Written by: Dave Cantrell
Simon Bonney’s been lost in the wilderness, or so it would seem. Not heard from in any guise, with band or solo, since 2001 (unless you count a mini-splash of postings on myspace and youtube in 2009/10), and not as the Crime And The City Solution since ten years before that, it was fair to assume our ears would remain hungry for that dramatic, Bible-thick baritone forevermore.
American Twilight is here, like a rather frightening annunciation, to remind a world that may have forgotten what a potent storm wind CATCS is capable of stirring up. Having last decamped in Berlin, making a muse out of that city’s long desperate Cold War anxiety until the wall crumbled and spoiled it all, they now fetch up in Detroit, feeding off the gothic – at the very least; some might say apocalyptic – post-industrial decay in which the once proud Motor City steadily sinks.
Though the Iggy gritty, MC5’ed assault dynamic of the band’s adopted city can’t help but seep into their sound – opener “Goddess” jumps out the gate with a tribal thunder of a drumbeat and a clarion blast of trumpet-mimicking electric guitar and a never lets up; “Riven Man” has a reckless swamp bar blues mojo stomping the shit out of seven levels of holy hell; the title track rips you a new throat and doesn’t even think of apologizing – there’s still something inviolably Australian about much of this record, limitless vistas and hot, scrubby sand. In the middle of “The Colonel (Doesn’t Call Anymore),” original (or close enough) member Bronwyn Adams’ double-tracked violin scratching stick shapes in the air while simultaneously crying a beautiful melody over the top, a check of the LP spine might be in order to see if you’ve mistakenly put on some lost album by the Triffids featuring Nick Cave and the Dirty Three.
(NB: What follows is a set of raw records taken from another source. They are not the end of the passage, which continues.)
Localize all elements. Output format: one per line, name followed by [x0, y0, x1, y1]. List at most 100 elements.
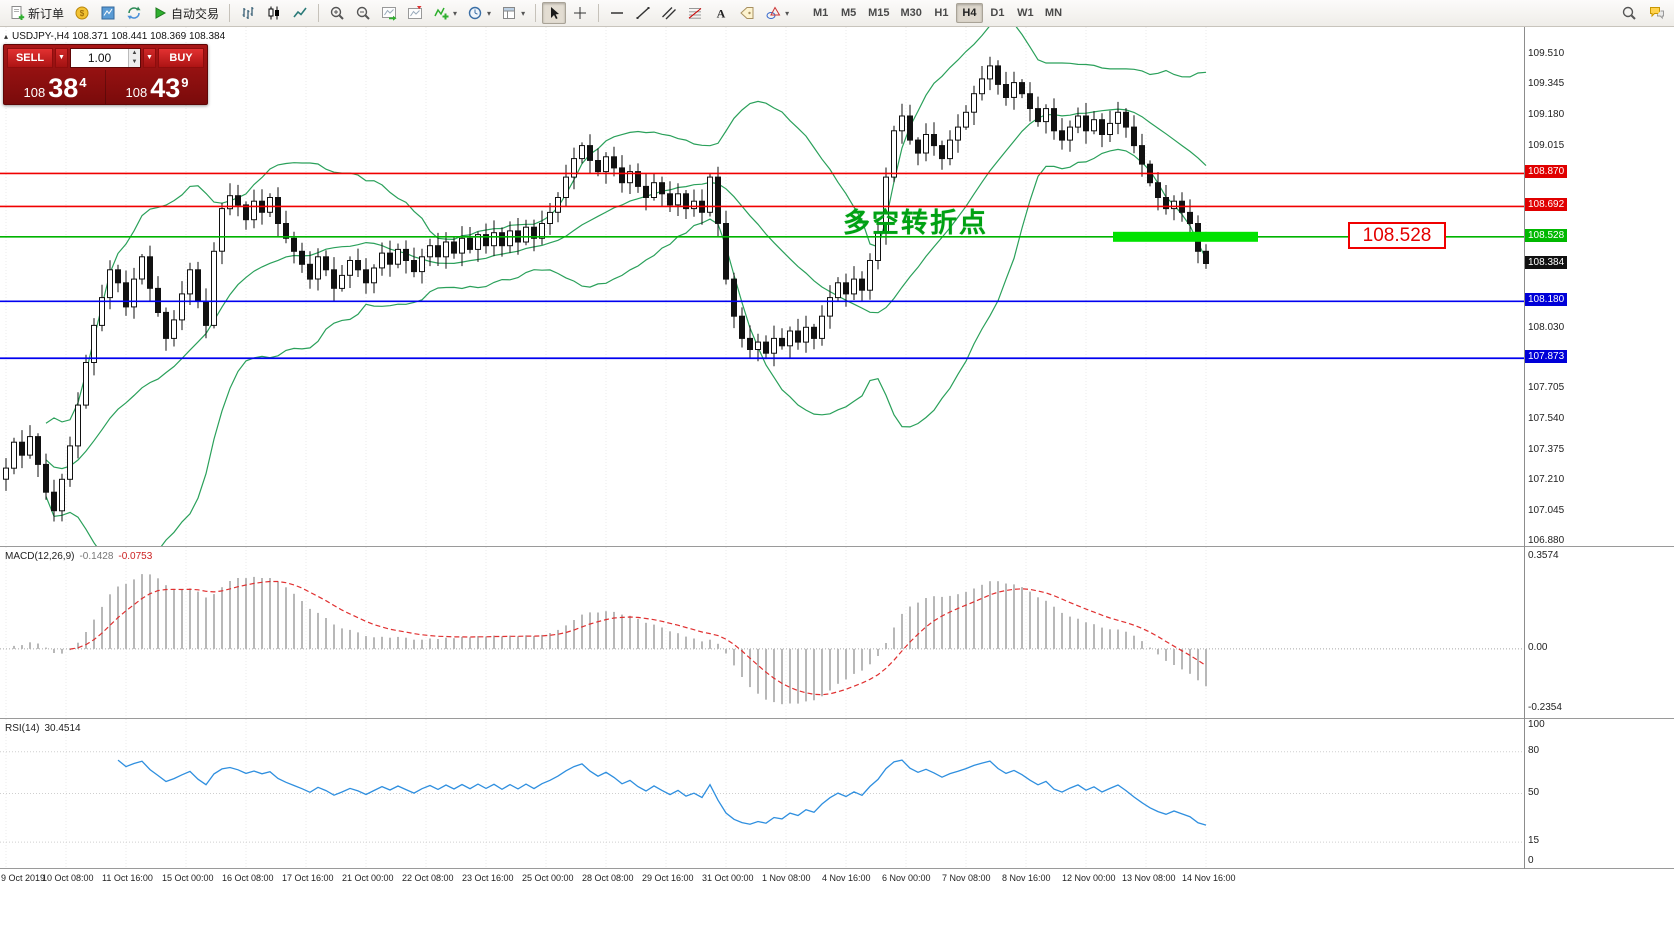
templates-icon — [503, 7, 516, 19]
market-watch-button[interactable] — [96, 2, 120, 24]
axis-separator-line — [1524, 27, 1525, 869]
trade-panel-toggle-icon[interactable]: ▴ — [4, 32, 9, 41]
time-axis-label: 11 Oct 16:00 — [102, 873, 153, 883]
community-button[interactable] — [1645, 2, 1669, 24]
time-axis-label: 15 Oct 00:00 — [162, 873, 214, 883]
indicators-icon — [434, 7, 449, 20]
time-axis-label: 13 Nov 08:00 — [1122, 873, 1176, 883]
rsi-axis-label: 15 — [1528, 835, 1540, 847]
zoom-in-button[interactable] — [325, 2, 349, 24]
zoom-in-icon — [330, 6, 344, 20]
label-tool-button[interactable] — [735, 2, 759, 24]
rsi-axis-label: 80 — [1528, 744, 1540, 756]
sell-options-dropdown[interactable]: ▼ — [55, 47, 68, 68]
zoom-out-button[interactable] — [351, 2, 375, 24]
buy-button[interactable]: BUY — [158, 47, 204, 68]
ask-price[interactable]: 108 43 9 — [106, 70, 207, 104]
symbols-button[interactable]: $ — [70, 2, 94, 24]
timeframe-h1[interactable]: H1 — [934, 7, 949, 19]
chart-canvas[interactable] — [0, 27, 1524, 546]
price-callout-box[interactable]: 108.528 — [1348, 222, 1446, 249]
macd-header: MACD(12,26,9) -0.1428 -0.0753 — [5, 551, 152, 562]
trendline-button[interactable] — [631, 2, 655, 24]
price-axis-label: 107.705 — [1528, 382, 1565, 394]
timeframe-h4[interactable]: H4 — [955, 3, 983, 23]
timeframe-m15[interactable]: M15 — [868, 7, 890, 19]
text-tool-button[interactable]: A — [709, 2, 733, 24]
timeframe-m5[interactable]: M5 — [840, 7, 857, 19]
bar-chart-icon — [242, 7, 254, 19]
rsi-axis-label: 0 — [1528, 855, 1534, 866]
line-chart-button[interactable] — [288, 2, 312, 24]
price-axis-label: 107.375 — [1528, 443, 1565, 455]
shapes-button[interactable]: ▾ — [761, 2, 793, 24]
timeframe-w1[interactable]: W1 — [1017, 7, 1034, 19]
price-line-label: 108.384 — [1525, 255, 1568, 269]
volume-down-button[interactable]: ▼ — [129, 57, 140, 67]
toolbar-right-tools — [1617, 2, 1669, 24]
time-axis-label: 17 Oct 16:00 — [282, 873, 334, 883]
time-axis-label: 1 Nov 08:00 — [762, 873, 811, 883]
rsi-panel: RSI(14) 30.4514 100 80 50 15 0 — [0, 718, 1674, 868]
rsi-canvas[interactable] — [0, 719, 1524, 868]
fibonacci-button[interactable] — [683, 2, 707, 24]
macd-panel: MACD(12,26,9) -0.1428 -0.0753 0.3574 0.00 -0… — [0, 546, 1674, 718]
indicators-button[interactable]: ▾ — [429, 2, 461, 24]
chart-annotation-text[interactable]: 多空转折点 — [843, 208, 988, 238]
refresh-button[interactable] — [122, 2, 146, 24]
time-axis-label: 4 Nov 16:00 — [822, 873, 871, 883]
macd-canvas[interactable] — [0, 547, 1524, 718]
macd-label: MACD(12,26,9) — [5, 551, 75, 562]
cursor-icon — [551, 7, 560, 19]
buy-options-dropdown[interactable]: ▼ — [143, 47, 156, 68]
periods-button[interactable]: ▾ — [463, 2, 495, 24]
cursor-button[interactable] — [542, 2, 567, 24]
trade-widget-prices: 108 38 4 108 43 9 — [4, 70, 207, 104]
price-axis-label: 109.345 — [1528, 78, 1565, 90]
crosshair-icon — [574, 7, 587, 19]
new-order-button[interactable]: 新订单 — [5, 2, 68, 24]
dropdown-arrow-icon: ▾ — [785, 8, 790, 18]
symbol-ohlc-text: USDJPY-,H4 108.371 108.441 108.369 108.3… — [12, 31, 226, 42]
macd-axis: 0.3574 0.00 -0.2354 — [1528, 547, 1672, 718]
periods-clock-icon — [468, 6, 482, 20]
timeframe-m1[interactable]: M1 — [812, 7, 829, 19]
toolbar-separator — [318, 4, 320, 22]
price-axis-label: 109.180 — [1528, 108, 1565, 120]
time-axis-label: 31 Oct 00:00 — [702, 873, 754, 883]
volume-input[interactable]: 1.00 ▲ ▼ — [70, 47, 141, 68]
candlestick-chart-button[interactable] — [262, 2, 286, 24]
autotrading-label: 自动交易 — [171, 6, 220, 21]
time-axis-label: 6 Nov 00:00 — [882, 873, 931, 883]
shapes-icon — [766, 6, 781, 19]
time-axis-label: 9 Oct 2019 — [1, 873, 46, 883]
crosshair-button[interactable] — [568, 2, 592, 24]
auto-scroll-button[interactable] — [377, 2, 401, 24]
rsi-value: 30.4514 — [44, 723, 81, 734]
time-axis-label: 23 Oct 16:00 — [462, 873, 514, 883]
chart-shift-button[interactable] — [403, 2, 427, 24]
volume-value: 1.00 — [87, 50, 112, 65]
rsi-axis: 100 80 50 15 0 — [1528, 719, 1672, 868]
time-axis[interactable]: 9 Oct 2019 10 Oct 08:00 11 Oct 16:00 15 Oct… — [0, 868, 1674, 890]
sell-button[interactable]: SELL — [7, 47, 53, 68]
equidistant-channel-icon — [662, 7, 677, 20]
volume-up-button[interactable]: ▲ — [129, 48, 140, 58]
autotrading-button[interactable]: 自动交易 — [148, 2, 223, 24]
equidistant-channel-button[interactable] — [657, 2, 681, 24]
symbol-header: ▴ USDJPY-,H4 108.371 108.441 108.369 108… — [4, 31, 225, 42]
horizontal-line-button[interactable] — [605, 2, 629, 24]
templates-button[interactable]: ▾ — [497, 2, 529, 24]
price-axis[interactable]: 109.510 109.345 109.180 109.015 108.030 107.7… — [1525, 27, 1672, 546]
timeframe-m30[interactable]: M30 — [900, 7, 922, 19]
auto-scroll-icon — [382, 7, 397, 21]
bars-chart-button[interactable] — [236, 2, 260, 24]
time-axis-label: 28 Oct 08:00 — [582, 873, 634, 883]
bid-prefix: 108 — [23, 84, 46, 100]
timeframe-mn[interactable]: MN — [1044, 7, 1063, 19]
bid-price[interactable]: 108 38 4 — [4, 70, 106, 104]
trendline-icon — [636, 7, 650, 19]
search-button[interactable] — [1617, 2, 1641, 24]
svg-text:A: A — [717, 7, 726, 21]
timeframe-d1[interactable]: D1 — [990, 7, 1005, 19]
Even considering the material was fomented from inside the wasteland of America’s most wasted city, the shimmering heat haze expanse – and accompanying sense of existential isolation – exerts an irresistible pull.
Rather propitiously, the band’s profile has been richly embellished by the brimstone presence of David Eugene Edwards on guitar (joining long-ago guitarist/Einsturzende member Alexander Hacke), the 16 Horsepower/Woven Hand firestarter bringing hellacious fuel to the CATCS soundscape. “Domina” just out and out shivers with epic, Old Testament grandeur, Edwards’ style and influence bleeding so seamlessly into the mix it’s a bit eerie. Personally, I have to admit to a bit of a self-inflicted forehead slap, all these years hearing those two bands of Edwards’, seeing them live, all the while that nagging feeling, ‘They remind me of someone.’ Solved! Kindred spirits, spiritual kin. And not just in terms of passing Biblical imagery but more the Flannery O’Connored conviction in the voice and execution. Commitment writ large, in southern Gothic caps.
But above that, we have Bonney’s lyrics, dark with portent and lash, the type writing that we would have been excused for thinking Dylan would still be writing (from “Domina:” Slow, slow suburban train/blackbirds in velvet chains; from “Street Of West Memphis:”..lavender and hope/the tight turn of the rope). All of this presented inside a profound litany of goosebump-raising tropes, from gospel-inflected choruses to crescendos as likely to crush the spirit as it is to make it soar.
One day, twenty years ago, I found myself in the Cologne Cathedral, an atheist completely smitten by the grandeur of devotion in which I was enveloped. Much is the experience of hearing this album. There’s a statement of finality and release in “American Twilight” and lest the world forget, Simon Bonney and his ever-evolving band of conspirators are unparalleled in bringing a deeply moving, secular religious experience that just happens to rock you and move you far beyond what you have any right to expect from what’s ostenibly a rock band.
Chilling, in the best way possible, and it’s very good to have Bonney and company back. I am, indeed, smitten.